Perhaps this will amaze you. But if you choose to use formula
cbind(Alive, Dead) ~ Dose
instead of
Mortality ~ Dose
the problem will be gone.
library(MASS)
library(plyr)
## `d` is as your `dput` result
## a function to apply
f <- function(x) {
fit <- glm(cbind(Alive, Dead) ~ Dose, family = "binomial", data = x)
dose.p(fit, p=0.5)[[1]]
}
## call `ddply`
ddply(d, .(Pop, Temp), f)
# Pop Temp V1
#1 a high 2.6946257
#2 a low 2.1834099
#3 b high 2.5000000
#4 b low 0.4830998
#5 c high 2.2899553
#6 c low 2.5000000
So what happened with Mortality ~ Dose? Let's set .inform = TRUE when calling ddply:
## `d` is as your `dput` result
d$Mortality <- cbind(d$Alive, d$Dead)
## a function to apply
g <- function(x) {
fit <- glm(Mortality ~ Dose, family = "binomial", data = x)
dose.p(fit, p=0.5)[[1]]
}
## call `ddply`
ddply(d, .(Pop, Temp), g, .inform = TRUE)
#Error in eval(expr, envir, enclos) : y values must be 0 <= y <= 1
#Error: with piece 1:
# Pop Temp Dose Dead Alive Mortality
#1 a high 1 0 20 20
#2 a high 2 11 9 9
#3 a high 3 12 8 8
#4 a high 4 14 6 6
Now we we see that variable Mortality has lost dimension, and only the first column (Alive) is retained. For a glm with binomial response, if the response is a single vector, glm expects 0-1 binary or a factor of two levels.

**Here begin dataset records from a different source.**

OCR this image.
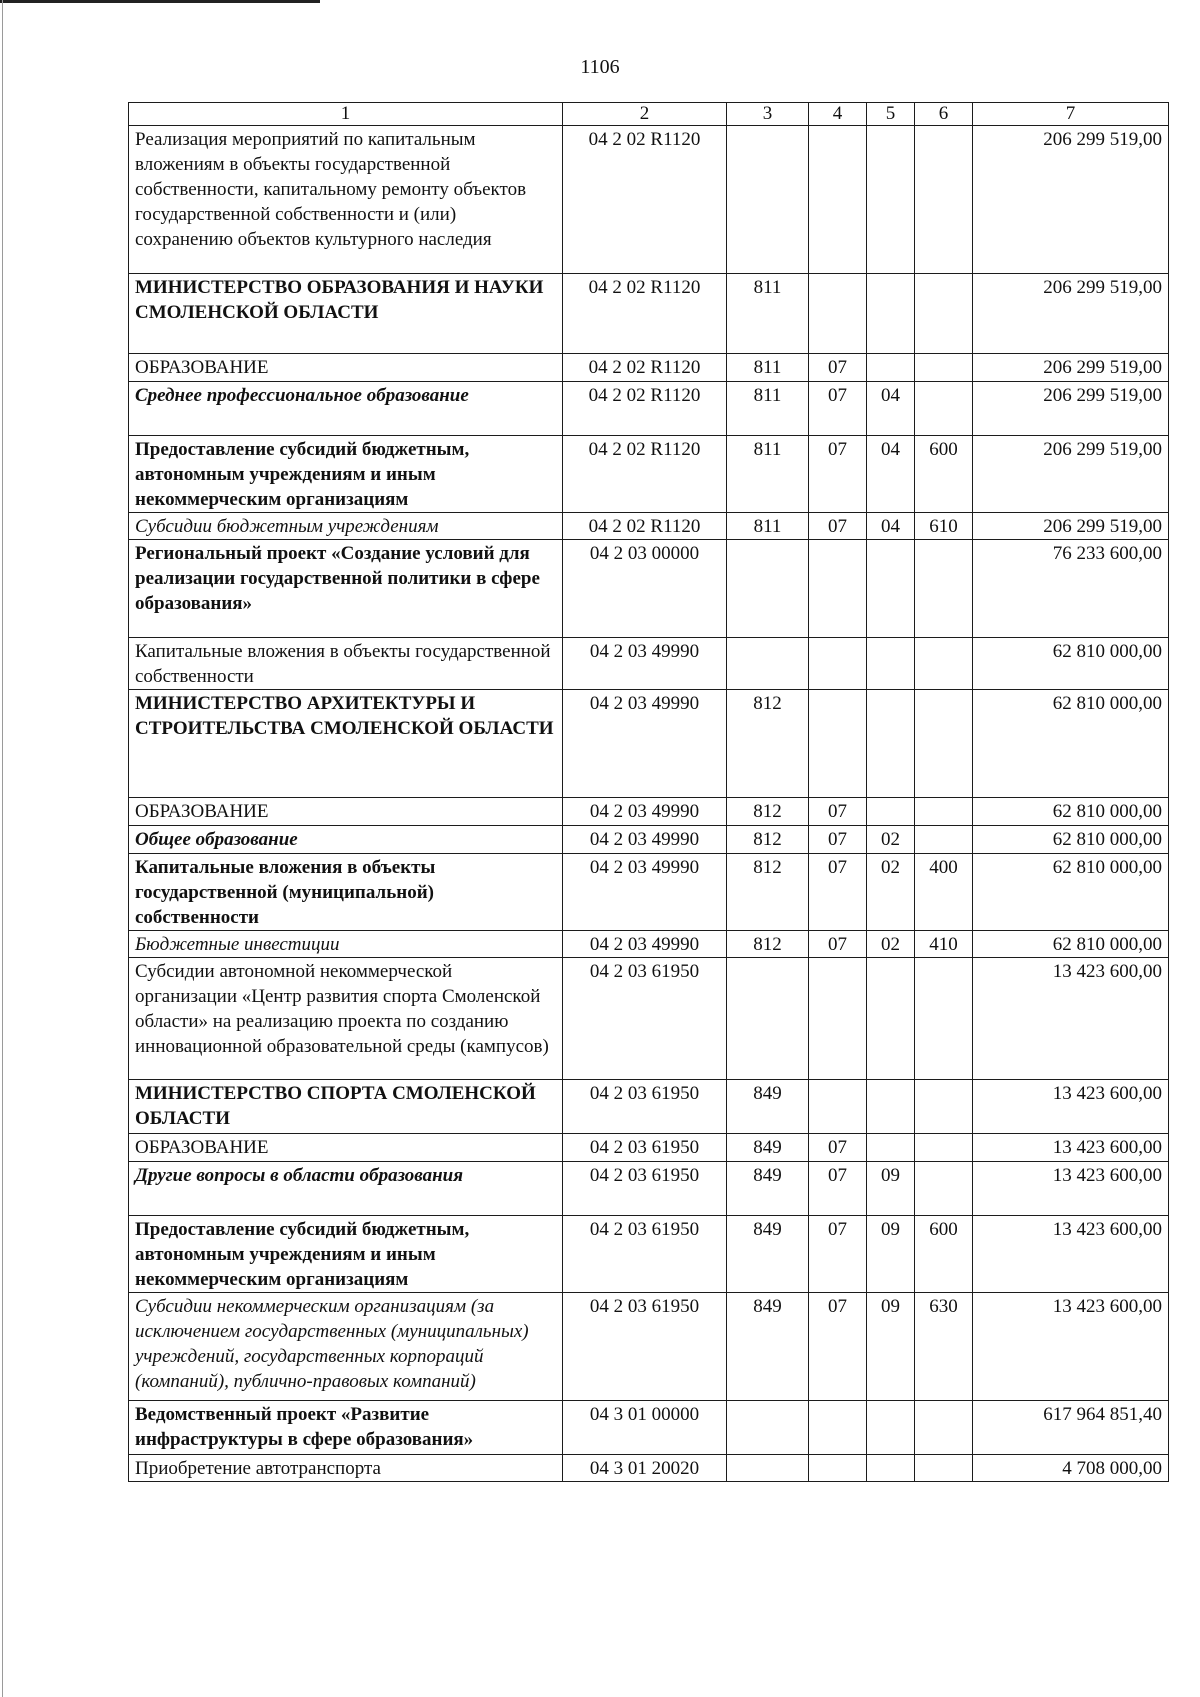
1106
1	2	3	4	5	6	7
Реализация мероприятий по капитальным вложениям в объекты государственной собственности, капитальному ремонту объектов государственной собственности и (или) сохранению объектов культурного наследия	04 2 02 R1120					206 299 519,00
МИНИСТЕРСТВО ОБРАЗОВАНИЯ И НАУКИ СМОЛЕНСКОЙ ОБЛАСТИ	04 2 02 R1120	811				206 299 519,00
ОБРАЗОВАНИЕ	04 2 02 R1120	811	07			206 299 519,00
Среднее профессиональное образование	04 2 02 R1120	811	07	04		206 299 519,00
Предоставление субсидий бюджетным, автономным учреждениям и иным некоммерческим организациям	04 2 02 R1120	811	07	04	600	206 299 519,00
Субсидии бюджетным учреждениям	04 2 02 R1120	811	07	04	610	206 299 519,00
Региональный проект «Создание условий для реализации государственной политики в сфере образования»	04 2 03 00000					76 233 600,00
Капитальные вложения в объекты государственной собственности	04 2 03 49990					62 810 000,00
МИНИСТЕРСТВО АРХИТЕКТУРЫ И СТРОИТЕЛЬСТВА СМОЛЕНСКОЙ ОБЛАСТИ	04 2 03 49990	812				62 810 000,00
ОБРАЗОВАНИЕ	04 2 03 49990	812	07			62 810 000,00
Общее образование	04 2 03 49990	812	07	02		62 810 000,00
Капитальные вложения в объекты государственной (муниципальной) собственности	04 2 03 49990	812	07	02	400	62 810 000,00
Бюджетные инвестиции	04 2 03 49990	812	07	02	410	62 810 000,00
Субсидии автономной некоммерческой организации «Центр развития спорта Смоленской области» на реализацию проекта по созданию инновационной образовательной среды (кампусов)	04 2 03 61950					13 423 600,00
МИНИСТЕРСТВО СПОРТА СМОЛЕНСКОЙ ОБЛАСТИ	04 2 03 61950	849				13 423 600,00
ОБРАЗОВАНИЕ	04 2 03 61950	849	07			13 423 600,00
Другие вопросы в области образования	04 2 03 61950	849	07	09		13 423 600,00
Предоставление субсидий бюджетным, автономным учреждениям и иным некоммерческим организациям	04 2 03 61950	849	07	09	600	13 423 600,00
Субсидии некоммерческим организациям (за исключением государственных (муниципальных) учреждений, государственных корпораций (компаний), публично-правовых компаний)	04 2 03 61950	849	07	09	630	13 423 600,00
Ведомственный проект «Развитие инфраструктуры в сфере образования»	04 3 01 00000					617 964 851,40
Приобретение автотранспорта	04 3 01 20020					4 708 000,00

Now, we have integers 20, 9, 8, 6, ..., hence glm will complain
Error in eval(expr, envir, enclos) : y values must be 0 <= y <= 1
There is really no way to fix this issue. I have tried using a protector:
d$Mortality <- I(cbind(d$Alive, d$Dead))
but it still ends up with the same failure.